Pay attention to the efficiency and usage of computers and peripherals, and you can save your company real money
If you were asked where the future of computers is, what would you answer? Redmond, Silicon Valley, maybe China? Would you believe Quincy, Washington—a town of 5,000 people halfway between Seattle and Spokane? Both Microsoft and Yahoo! plan to build large data centers (74 acres and 50 acres, respectively) in Quincy. Why? Because $0.018 per kilowatt hour with two hydroelectric power plants in Quincy's power district means cheap, reliable power. As the number of computers, servers, and other electrical peripherals grows, the cost and reliability of electricity is becoming a hot topic in IT. Unlike Microsoft or Yahoo!, you probably don't have the luxury of relocating your server room or (perhaps even better) your users next to a power plant, but you can affect the bottom line of your organization's power consumption.
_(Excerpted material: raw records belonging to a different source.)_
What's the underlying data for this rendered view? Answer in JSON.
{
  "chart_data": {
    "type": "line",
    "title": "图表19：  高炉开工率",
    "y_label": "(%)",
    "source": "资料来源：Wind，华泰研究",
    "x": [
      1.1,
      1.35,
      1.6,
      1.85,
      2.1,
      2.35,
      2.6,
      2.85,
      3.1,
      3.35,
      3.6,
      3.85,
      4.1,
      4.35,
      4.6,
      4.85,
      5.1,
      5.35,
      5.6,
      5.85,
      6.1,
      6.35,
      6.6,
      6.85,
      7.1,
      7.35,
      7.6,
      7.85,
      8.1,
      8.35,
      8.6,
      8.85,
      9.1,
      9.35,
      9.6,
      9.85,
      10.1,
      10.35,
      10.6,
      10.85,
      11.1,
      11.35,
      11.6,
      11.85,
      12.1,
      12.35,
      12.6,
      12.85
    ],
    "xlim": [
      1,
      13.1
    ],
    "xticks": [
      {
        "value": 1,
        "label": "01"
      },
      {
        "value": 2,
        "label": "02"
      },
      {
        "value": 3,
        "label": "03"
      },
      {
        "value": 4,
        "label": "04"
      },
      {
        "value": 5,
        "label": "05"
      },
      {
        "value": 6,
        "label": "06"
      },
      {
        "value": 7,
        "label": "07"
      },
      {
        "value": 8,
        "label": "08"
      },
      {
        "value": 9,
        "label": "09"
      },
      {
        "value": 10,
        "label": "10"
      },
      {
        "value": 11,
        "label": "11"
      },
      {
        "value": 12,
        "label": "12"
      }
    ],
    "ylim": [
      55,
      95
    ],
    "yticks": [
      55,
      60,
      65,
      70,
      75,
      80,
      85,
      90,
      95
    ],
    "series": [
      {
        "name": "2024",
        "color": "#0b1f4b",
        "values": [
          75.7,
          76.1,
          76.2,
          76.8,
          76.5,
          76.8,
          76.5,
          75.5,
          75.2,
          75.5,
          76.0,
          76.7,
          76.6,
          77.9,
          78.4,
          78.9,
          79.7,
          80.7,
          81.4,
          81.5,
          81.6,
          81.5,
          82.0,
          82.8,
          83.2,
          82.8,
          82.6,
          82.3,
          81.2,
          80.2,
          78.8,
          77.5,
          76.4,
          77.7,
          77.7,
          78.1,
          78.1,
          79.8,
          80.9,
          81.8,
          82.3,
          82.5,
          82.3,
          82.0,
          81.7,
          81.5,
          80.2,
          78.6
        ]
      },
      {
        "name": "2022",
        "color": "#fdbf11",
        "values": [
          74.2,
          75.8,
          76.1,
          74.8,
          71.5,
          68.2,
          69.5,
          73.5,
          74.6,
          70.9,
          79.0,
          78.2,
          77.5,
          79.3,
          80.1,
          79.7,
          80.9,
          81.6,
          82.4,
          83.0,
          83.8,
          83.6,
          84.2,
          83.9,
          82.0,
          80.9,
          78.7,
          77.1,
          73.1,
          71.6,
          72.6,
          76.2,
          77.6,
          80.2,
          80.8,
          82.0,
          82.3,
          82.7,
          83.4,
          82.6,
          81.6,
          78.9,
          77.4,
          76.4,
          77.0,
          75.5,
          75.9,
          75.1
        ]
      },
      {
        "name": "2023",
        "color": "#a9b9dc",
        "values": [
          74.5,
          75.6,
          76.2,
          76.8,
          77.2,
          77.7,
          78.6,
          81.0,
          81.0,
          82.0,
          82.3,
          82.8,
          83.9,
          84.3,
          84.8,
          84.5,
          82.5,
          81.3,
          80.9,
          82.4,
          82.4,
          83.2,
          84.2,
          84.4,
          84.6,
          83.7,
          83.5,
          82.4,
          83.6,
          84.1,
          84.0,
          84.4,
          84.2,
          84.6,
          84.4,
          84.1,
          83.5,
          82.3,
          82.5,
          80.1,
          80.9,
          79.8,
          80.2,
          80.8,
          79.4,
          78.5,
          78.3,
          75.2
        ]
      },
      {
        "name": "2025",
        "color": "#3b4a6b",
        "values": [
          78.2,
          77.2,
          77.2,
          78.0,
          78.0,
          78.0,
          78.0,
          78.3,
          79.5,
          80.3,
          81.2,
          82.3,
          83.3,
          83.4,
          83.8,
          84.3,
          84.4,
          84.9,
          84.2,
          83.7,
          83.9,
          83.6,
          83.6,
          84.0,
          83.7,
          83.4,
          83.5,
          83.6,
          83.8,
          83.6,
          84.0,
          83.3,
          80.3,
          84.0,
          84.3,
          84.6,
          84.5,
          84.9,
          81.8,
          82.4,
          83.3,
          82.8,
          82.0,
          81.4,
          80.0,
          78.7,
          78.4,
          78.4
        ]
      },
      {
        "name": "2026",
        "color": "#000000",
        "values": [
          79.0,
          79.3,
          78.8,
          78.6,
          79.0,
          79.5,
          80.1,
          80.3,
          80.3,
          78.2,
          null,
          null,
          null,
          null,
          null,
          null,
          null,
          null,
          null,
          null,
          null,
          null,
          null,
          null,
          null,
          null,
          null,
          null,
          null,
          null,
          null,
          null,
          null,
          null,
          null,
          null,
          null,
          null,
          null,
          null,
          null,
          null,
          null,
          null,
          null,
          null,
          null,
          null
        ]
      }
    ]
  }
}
Jump Start: Electricity Costs
We pay for electricity by the kilowatt-hour (kWh), which measures hourly consumption of electrical energy. One kilowatt equals 1000 watt-hours of electricity. A good way to understand these measurements is by considering the common incandescent light bulb. A 100-watt bulb uses 100 watt-hours of electricity in 60 minutes; thus, ten 100-watt light bulbs will use a combined total of 1kWh of electricity in an hour. In Quincy, businesses pay about 1.8 cents per kilowatt-hour; leaving ten 100-watt light bulbs on for an hour in Quincy costs a total of 1.8 cents. If you left those ten bulbs on 10 hours a day, 5 days a week, 52 weeks a year (i.e., 10 × 5 × 52) they would use a total 2600kWh, which in Quincy would run you about $46.80. By contrast, you'd pay about $300 for 2600kWh in northern California, or $195 at the 2005 national average for commercial sectors (i.e., 7.5 cents per kWh).
Most devices list wattage, but some list only their amperage (i.e., the strength of an electrical current measured in amperes, or amps). You can calculate wattage for these devices by multiplying their amps by their volts. Alternatively, for less than $200 you can buy a watt-hour meter, which calculates power usage for an electrical device you plug into it. Most high-end models will even let you download the power data to a computer.
Monitors: CRT or LCD?
In the not-too-distant future, cathode-ray tube (CRT) monitors and televisions will be relegated to 1980s science-fiction movies, but today, CRT monitors are still kicking around in many organizations. CRT monitors create their display by shooting an electron beam through a glass tube. They are high-voltage devices. By contrast, liquid crystal display (LCD) monitors shine fluorescent light through liquid crystals and glass. A typical 17" LCD monitor uses 35 watts, whereas a 17" CRT monitor uses 70 watts. Thus, the LCD display saves 50 percent in electricity costs over the CRT display. How much is that? You can use the following formula to determine annual cost:
Let's apply the formula to a CRT monitor that runs 8 hours a day, 5 days a week, 52 weeks a year, or 2080 hours per year, at an average cost for electricity of 7.5 cents per kWh:
Now, let's apply the formula to an LCD display with the same usage and cost figures:
Using an LCD display at the national average cost of electricity would save $5.46 per year in electric costs over the use of a CRT monitor. Additionally, because LCD displays give off very little heat, they can save as much as 50 percent in reduced air conditioning costs in most areas, making the total savings a bit higher. Clearly, savings in electricity alone might not convince a CFO to replace everyone's CRT monitors, but this formula is a good example of how you can compute electricity costs in IT.
You might now be asking where you can save some real money. I'll give you the answer in two words: energy efficiency. (Yes, this was why your mom scolded you to turn off the lights when you left a room.) Take a look at Figure 1, which contrasts the power costs that the same computer can incur in two different usage scenarios. The computer is a common desktop model with a Pentium 4 processor and two hard disks; it uses a maximum of 175 watts, a minimum of 100 watts, and 4 watts while sleeping.
You can bring your energy costs down by purchasing more energy-efficient computers (examine the watt usage and support of advanced power configuration prior to purchase) and using them in an energy-conscious way. An excellent way to begin is to look for the ENERGY STAR logo. ENERGY STAR is a US government program that promotes energy efficiency and provides education about reducing energy consumption. You can find more information on the ENERGY STARWeb site at http://www.energystar.gov.
For computers running Windows 2000 and later, you can set the computer to turn the display or hard disks off for a defined period of inactivity and to switch the computer to standby or hibernate modes after a defined period of inactivity. These are relatively small changes that can save big money in a measurable way, as Figure 1 demonstrates. If you start a power-saving project in your organization, also take a look at replacing conventional light bulbs with energyefficient ones. The return on investment is tremendous—just do the math!
Add Up the Savings Energy
Energy conservation might not be the sexiest topic you'll ever encounter in IT. But by paying attention to the efficiency of your computers and peripherals and how they are used, you can save your company a lot of money.